TL;DR: Pope Leo’s new encyclical warns that artificial intelligence is reinforcing a “culture of power” and urges strict ethical limits, especially in warfare. He also apologized for the Church’s late condemnation of slavery, while AI expert Christopher Olah said automation could displace workers on a massive scale.

Context

Pope Leo, the first US‑born pontiff, released his first major teaching document, *Magnifica Humanitas*, on Monday at the Vatican. The encyclical addresses AI’s spread into work, family, education and politics, describing a troubling revival of war as an instrument of international policy. He said AI is helping to normalize conflict and must be governed by the most rigorous ethical constraints to protect human dignity and avoid an arms race.

Key Facts

In the text, Pope Leo wrote that the development and use of AI in warfare must be subject to the most rigorous ethical constraints to guarantee respect for life and prevent a race to build such arms. He also apologized for the Catholic Church’s delayed condemnation of slavery, calling it a wound in Christian memory and acknowledging the Church’s historical role in enabling enslavement. Christopher Olah, co‑founder of Anthropic, warned that AI could displace human labor on a very large scale and stressed that supporting those displaced would be a moral imperative of historic proportions.

What It Means

The pope’s call for “disarming” AI signals a push to keep technology under human control rather than letting it dominate society.
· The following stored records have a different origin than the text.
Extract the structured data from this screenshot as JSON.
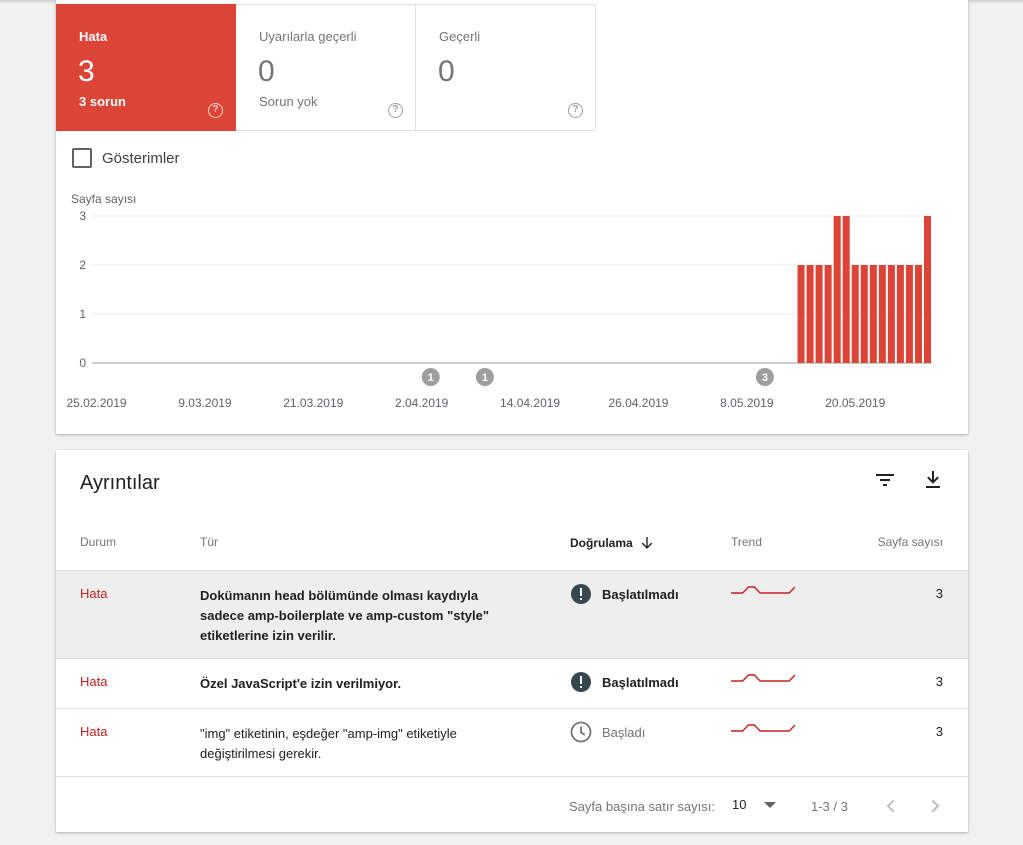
{
  "summary": {
    "tiles": [
      {
        "label": "Hata",
        "count": "3",
        "sub": "3 sorun",
        "help": "?",
        "color": "#db4437"
      },
      {
        "label": "Uyarılarla geçerli",
        "count": "0",
        "sub": "Sorun yok",
        "help": "?"
      },
      {
        "label": "Geçerli",
        "count": "0",
        "sub": "",
        "help": "?"
      }
    ],
    "impressions_label": "Gösterimler",
    "impressions_checked": false
  },
  "chart_data": {
    "type": "bar",
    "ylabel": "Sayfa sayısı",
    "ylim": [
      0,
      3
    ],
    "yticks": [
      0,
      1,
      2,
      3
    ],
    "x_tick_labels": [
      "25.02.2019",
      "9.03.2019",
      "21.03.2019",
      "2.04.2019",
      "14.04.2019",
      "26.04.2019",
      "8.05.2019",
      "20.05.2019"
    ],
    "bar_color": "#db4437",
    "grid": true,
    "x_start": "2019-02-25",
    "values": [
      0,
      0,
      0,
      0,
      0,
      0,
      0,
      0,
      0,
      0,
      0,
      0,
      0,
      0,
      0,
      0,
      0,
      0,
      0,
      0,
      0,
      0,
      0,
      0,
      0,
      0,
      0,
      0,
      0,
      0,
      0,
      0,
      0,
      0,
      0,
      0,
      0,
      0,
      0,
      0,
      0,
      0,
      0,
      0,
      0,
      0,
      0,
      0,
      0,
      0,
      0,
      0,
      0,
      0,
      0,
      0,
      0,
      0,
      0,
      0,
      0,
      0,
      0,
      0,
      0,
      0,
      0,
      0,
      0,
      0,
      0,
      0,
      0,
      0,
      0,
      0,
      0,
      0,
      2,
      2,
      2,
      2,
      3,
      3,
      2,
      2,
      2,
      2,
      2,
      2,
      2,
      2,
      3
    ],
    "annotations": [
      {
        "date": "2019-04-03",
        "label": "1"
      },
      {
        "date": "2019-04-09",
        "label": "1"
      },
      {
        "date": "2019-05-10",
        "label": "3"
      }
    ]
  },
  "details": {
    "title": "Ayrıntılar",
    "filter_icon": "filter-icon",
    "download_icon": "download-icon",
    "columns": {
      "status": "Durum",
      "type": "Tür",
      "validation": "Doğrulama",
      "trend": "Trend",
      "pages": "Sayfa sayısı"
    },
    "rows": [
      {
        "status": "Hata",
        "type": "Dokümanın head bölümünde olması kaydıyla sadece amp-boilerplate ve amp-custom \"style\" etiketlerine izin verilir.",
        "validation": "Başlatılmadı",
        "validation_icon": "alert-icon",
        "pages": "3",
        "trend": [
          0,
          0,
          0,
          1,
          1,
          0,
          0,
          0,
          0,
          0,
          0,
          1
        ]
      },
      {
        "status": "Hata",
        "type": "Özel JavaScript'e izin verilmiyor.",
        "validation": "Başlatılmadı",
        "validation_icon": "alert-icon",
        "pages": "3",
        "trend": [
          0,
          0,
          0,
          1,
          1,
          0,
          0,
          0,
          0,
          0,
          0,
          1
        ]
      },
      {
        "status": "Hata",
        "type": "\"img\" etiketinin, eşdeğer \"amp-img\" etiketiyle değiştirilmesi gerekir.",
        "validation": "Başladı",
        "validation_icon": "clock-icon",
        "pages": "3",
        "trend": [
          0,
          0,
          0,
          1,
          1,
          0,
          0,
          0,
          0,
          0,
          0,
          1
        ]
      }
    ],
    "pager": {
      "rows_per_page_label": "Sayfa başına satır sayısı:",
      "rows_per_page": "10",
      "range": "1-3 / 3"
    }
  }
}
By linking AI ethics to the Church’s reckoning with slavery, he frames technological power as a moral issue that demands oversight from governments, religious leaders and civil society. The presence of Olah and other tech figures at the Vatican shows a growing dialogue between faith leaders and industry on responsible AI development.

What to watch next Watch for how the Vatican’s engagement with major tech firms evolves and whether any concrete AI governance proposals emerge from the Church’s ongoing dialogues.